Let‘s test it out! Run the server in one terminal window:

node server.js

Then run the client in another:

node client.js

The client will prompt you for a username, then list out the available rooms. Enter the number for "General Chat" (or any other room you created). You should then be able to type a message and see it printed out.

Open another terminal and run the client again to simulate a second user. Send messages back and forth and you should see them show up in real-time in both clients!

[Chat Demo]

Next Steps

Congrats, you now have a working real-time command-line chat app! There are tons of ways you could extend it:

  • Room management – Add the ability to create, join, and leave rooms on the fly. Chatkit makes this easy with methods like createRoom and leaveRoom.
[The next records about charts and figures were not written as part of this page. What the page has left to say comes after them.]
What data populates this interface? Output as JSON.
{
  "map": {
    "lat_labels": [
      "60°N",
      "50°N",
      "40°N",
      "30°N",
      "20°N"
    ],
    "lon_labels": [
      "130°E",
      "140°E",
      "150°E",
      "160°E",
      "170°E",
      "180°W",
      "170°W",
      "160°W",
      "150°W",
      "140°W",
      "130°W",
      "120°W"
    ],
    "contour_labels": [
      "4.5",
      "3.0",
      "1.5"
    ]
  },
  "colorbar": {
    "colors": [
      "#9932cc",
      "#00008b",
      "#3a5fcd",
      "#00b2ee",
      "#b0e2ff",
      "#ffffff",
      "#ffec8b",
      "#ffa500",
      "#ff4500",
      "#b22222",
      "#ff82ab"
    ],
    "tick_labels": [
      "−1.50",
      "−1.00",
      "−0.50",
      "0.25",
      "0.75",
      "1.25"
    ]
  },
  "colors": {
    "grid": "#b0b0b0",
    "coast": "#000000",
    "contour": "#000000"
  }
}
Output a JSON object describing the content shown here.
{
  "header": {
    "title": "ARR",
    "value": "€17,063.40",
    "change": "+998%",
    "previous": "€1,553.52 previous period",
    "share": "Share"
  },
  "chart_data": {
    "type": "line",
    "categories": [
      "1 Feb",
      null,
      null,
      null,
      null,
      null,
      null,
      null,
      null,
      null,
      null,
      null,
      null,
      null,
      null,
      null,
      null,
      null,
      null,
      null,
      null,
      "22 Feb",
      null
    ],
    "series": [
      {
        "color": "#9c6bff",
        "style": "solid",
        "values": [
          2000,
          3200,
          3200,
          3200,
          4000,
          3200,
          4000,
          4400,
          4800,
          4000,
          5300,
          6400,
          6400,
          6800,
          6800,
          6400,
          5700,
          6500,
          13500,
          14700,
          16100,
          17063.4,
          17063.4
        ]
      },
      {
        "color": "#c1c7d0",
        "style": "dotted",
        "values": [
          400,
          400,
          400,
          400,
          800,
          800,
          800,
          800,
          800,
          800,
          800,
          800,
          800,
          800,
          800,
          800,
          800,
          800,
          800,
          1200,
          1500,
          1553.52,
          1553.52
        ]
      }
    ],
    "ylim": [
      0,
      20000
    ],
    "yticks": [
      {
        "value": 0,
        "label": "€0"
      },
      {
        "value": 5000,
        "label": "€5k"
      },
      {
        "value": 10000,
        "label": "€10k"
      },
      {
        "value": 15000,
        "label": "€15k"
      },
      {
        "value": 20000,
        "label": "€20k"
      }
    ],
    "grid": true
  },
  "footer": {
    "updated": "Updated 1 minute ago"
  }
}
  • Improved authentication – Our simple auth server creates users on the fly with no real credentials. For a real app, you‘d want to implement password auth, restrict token generation to valid users, and tie Chatkit IDs to your own user IDs.

  • Presence – Chatkit has a built-in subscribeToPresenceEvents method that notifies clients when users come online or go offline. You could print a message when people join or leave the room.

  • Typing indicators – Let users see when someone is actively typing a message. Chatkit‘s startedTyping and stoppedTyping methods fire events you can subscribe to.

  • Read cursors – Display how far each user has read in the conversation, just like iMessage and WhatsApp. Chatkit can track the position of a cursor as the user scrolls.

The Chatkit Docs have details on all of these features and more so you can mix and match to build incredibly powerful chat interfaces with minimal boilerplate.

I hope this in-depth tutorial has given you the foundation to build amazing chat apps in Node.js with Chatkit. Feel free to use this as a starting point and add your own flair. Happy coding!